If ever there was a more materialistically driven setup for a young woman to plunge headlong into, I’m hard-pressed here to name it off the top of my head!

So let me just say a short prayer for Ms. Zhao. That when the rubber meets the road, she will remain anchored and not drift dangerously along on some magic flying carpet.

After all, life really is a marathon and not a sprint. Sudden bursts of fireworks are usually followed just as suddenly by a crash and a burn! Like the proverbial tortoise and hare tale, slow and steady still wins the race, mate!

But reading about young writers like Ms. Zhao did remind me about the second set of “new heroes” in my life.

(Do click here if you’ve not read about my first set of heroes)


…writers who publish their first book late in life!

person holding white ceramci be happy painted mug
Photo by Lisa on

Okay, confession time.

I do have a vested interest in today’s post, seeing as I just turned 51 and had posted earlier this month about wishing (of all things) to be a grandpa!

So if Ms. Zhao and her ilk are itching to have a go at me for my earlier comments, I won’t protest.

But before they do, I have to at least express my relief and gratefulness for the many other writers who have shown this old fogey that really, it’s no shame to publish only in one’s twilight years.

In fact, many of these writers (shown below with their first publication and age when it happened) surprised me:

  • Bram Stoker. Dracula. 50.
  • Charles Bukowski. Post Office. 51
  • Raymond Chandler. The Big Sleep. 51.
  • Karen Blixen aka Isak Dinesen. Out of Africa. 52.
  • Richard Adams. Watership Down. 52.
  • Annie Proulx. Heart Songs and Other Stories. 53
  • Elizabeth Jolly. Five Acre Virgin and Other Stories. 53
  • Nirad Chaudhuri. The Autobiography of An Unknown Indian. 54
  • Anna Sewell. Black Beauty. 57.
  • Frank McCourt. Angela’s Ashes. 60
  • Laura Ingalis. Little House in the Big Woods. 65.
  • Lorna Page. A Dangerous Weakness. 93.

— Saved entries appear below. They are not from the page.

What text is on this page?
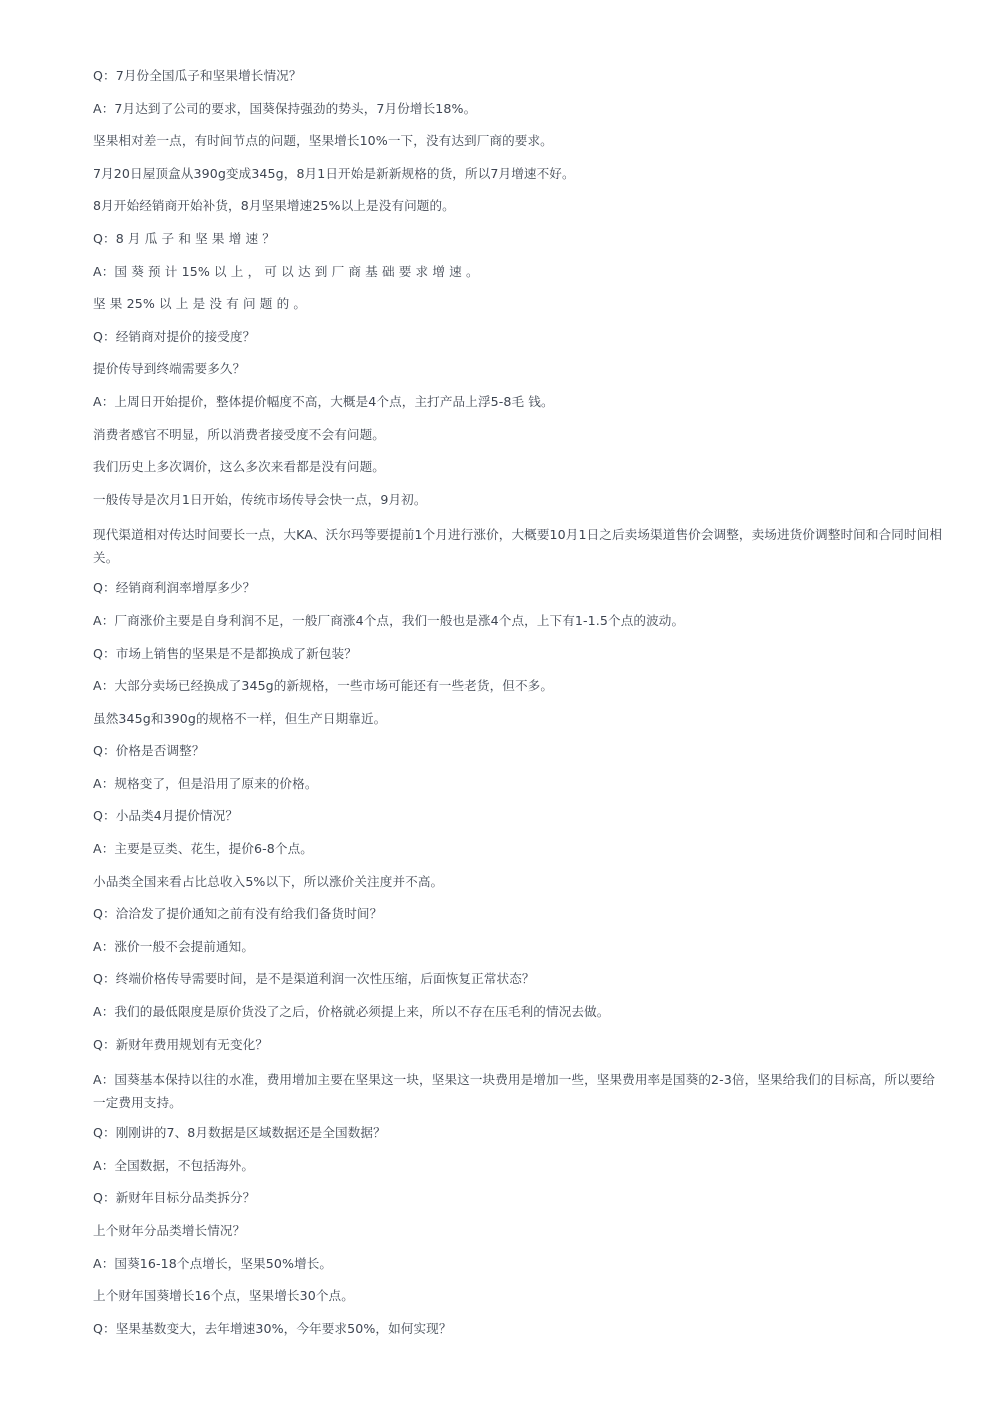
Q：7月份全国瓜子和坚果增长情况？

A：7月达到了公司的要求，国葵保持强劲的势头，7月份增长18%。

坚果相对差一点，有时间节点的问题，坚果增长10%一下，没有达到厂商的要求。

7月20日屋顶盒从390g变成345g，8月1日开始是新新规格的货，所以7月增速不好。

8月开始经销商开始补货，8月坚果增速25%以上是没有问题的。

Q：8 月 瓜 子 和 坚 果 增 速 ？

A：国 葵 预 计 15% 以 上 ， 可 以 达 到 厂 商 基 础 要 求 增 速 。

坚 果 25% 以 上 是 没 有 问 题 的 。

Q：经销商对提价的接受度？

提价传导到终端需要多久？

A：上周日开始提价，整体提价幅度不高，大概是4个点，主打产品上浮5-8毛 钱。

消费者感官不明显，所以消费者接受度不会有问题。

我们历史上多次调价，这么多次来看都是没有问题。

一般传导是次月1日开始，传统市场传导会快一点，9月初。

现代渠道相对传达时间要长一点，大KA、沃尔玛等要提前1个月进行涨价，大概要10月1日之后卖场渠道售价会调整，卖场进货价调整时间和合同时间相关。

Q：经销商利润率增厚多少？

A：厂商涨价主要是自身利润不足，一般厂商涨4个点，我们一般也是涨4个点，上下有1-1.5个点的波动。

Q：市场上销售的坚果是不是都换成了新包装？

A：大部分卖场已经换成了345g的新规格，一些市场可能还有一些老货，但不多。

虽然345g和390g的规格不一样，但生产日期靠近。

Q：价格是否调整？

A：规格变了，但是沿用了原来的价格。

Q：小品类4月提价情况？

A：主要是豆类、花生，提价6-8个点。

小品类全国来看占比总收入5%以下，所以涨价关注度并不高。

Q：洽洽发了提价通知之前有没有给我们备货时间？

A：涨价一般不会提前通知。

Q：终端价格传导需要时间，是不是渠道利润一次性压缩，后面恢复正常状态？

A：我们的最低限度是原价货没了之后，价格就必须提上来，所以不存在压毛利的情况去做。

Q：新财年费用规划有无变化？

A：国葵基本保持以往的水准，费用增加主要在坚果这一块，坚果这一块费用是增加一些，坚果费用率是国葵的2-3倍，坚果给我们的目标高，所以要给一定费用支持。

Q：刚刚讲的7、8月数据是区域数据还是全国数据？

A：全国数据，不包括海外。

Q：新财年目标分品类拆分？

上个财年分品类增长情况？

A：国葵16-18个点增长，坚果50%增长。

上个财年国葵增长16个点，坚果增长30个点。

Q：坚果基数变大，去年增速30%，今年要求50%，如何实现？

In fact, some of these folks even languished for several more years before their second published work. Like Chaudhuri, who only published his second book when he was 90, and his final book when he turned 100!

And if you throw in other names who may have published before 50, but only found fame with works they published after 50 — names like George Elliot, Jose Saramago, and Wallace Stevens — then you know, or more to the point, I know I’m in great company!

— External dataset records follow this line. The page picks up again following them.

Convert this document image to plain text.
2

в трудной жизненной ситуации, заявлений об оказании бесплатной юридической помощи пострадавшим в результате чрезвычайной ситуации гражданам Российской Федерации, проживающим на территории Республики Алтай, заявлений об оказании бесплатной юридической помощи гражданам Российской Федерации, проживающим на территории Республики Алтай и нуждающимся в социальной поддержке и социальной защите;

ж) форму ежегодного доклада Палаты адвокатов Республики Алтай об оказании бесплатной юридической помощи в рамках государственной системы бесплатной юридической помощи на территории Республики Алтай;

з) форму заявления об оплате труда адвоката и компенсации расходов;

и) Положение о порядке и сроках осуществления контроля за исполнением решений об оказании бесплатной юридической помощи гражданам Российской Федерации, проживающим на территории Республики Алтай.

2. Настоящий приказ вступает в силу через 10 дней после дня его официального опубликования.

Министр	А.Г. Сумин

Even the likes of famous writers such as Twain and Tolkein only published their masterpieces after 40, proving once and for all that, like wine, writers can only get better as they grow older.

My best writing years are still ahead of me!

healthy road landscape fashion

These “new heroes” of mine assure me that writing remains one of the most accessible and timeless of skills to hone throughout one’s life.

Which gives little old me (and I guess I really am both little and old now aren’t I?!) lots of hope.

Hope that even as my writings often feel as burdensome and heavy as my feet are after a long morning run, they are nonetheless my stamp on the world. Even if my world is just the four walls surrounding my writing desk.

Hope that even when my blog ideas look tired and uninteresting, like one out of a million other similar blogs, they’re mine and so deserve their day in the sun. Even if the sun shines equally on everyone else’s writing as well.

Hope that even on days when no one wants to read my writing, they would still have me for company. And my children (cos I’m their father and they jolly well better read what I tell them to read!).

So here’s a toast to more “wine” years of writing ahead (*chink*).

And maybe even a nice and ripe old age to publish a bestseller, yah?

But (pardon me Mr. Chaudhuri and Ms. Page), just not after 90, please!

One thought on “My “Writing Heroes” #2/6 – Those who publish late in life

  1. Oh yeah, Bukowski is a great inspiration in that regard, because he’s struggled through a full-time job before making that final leap, and every time I think about trading job security for my dream of writing fiction full time, I think of Bukowski!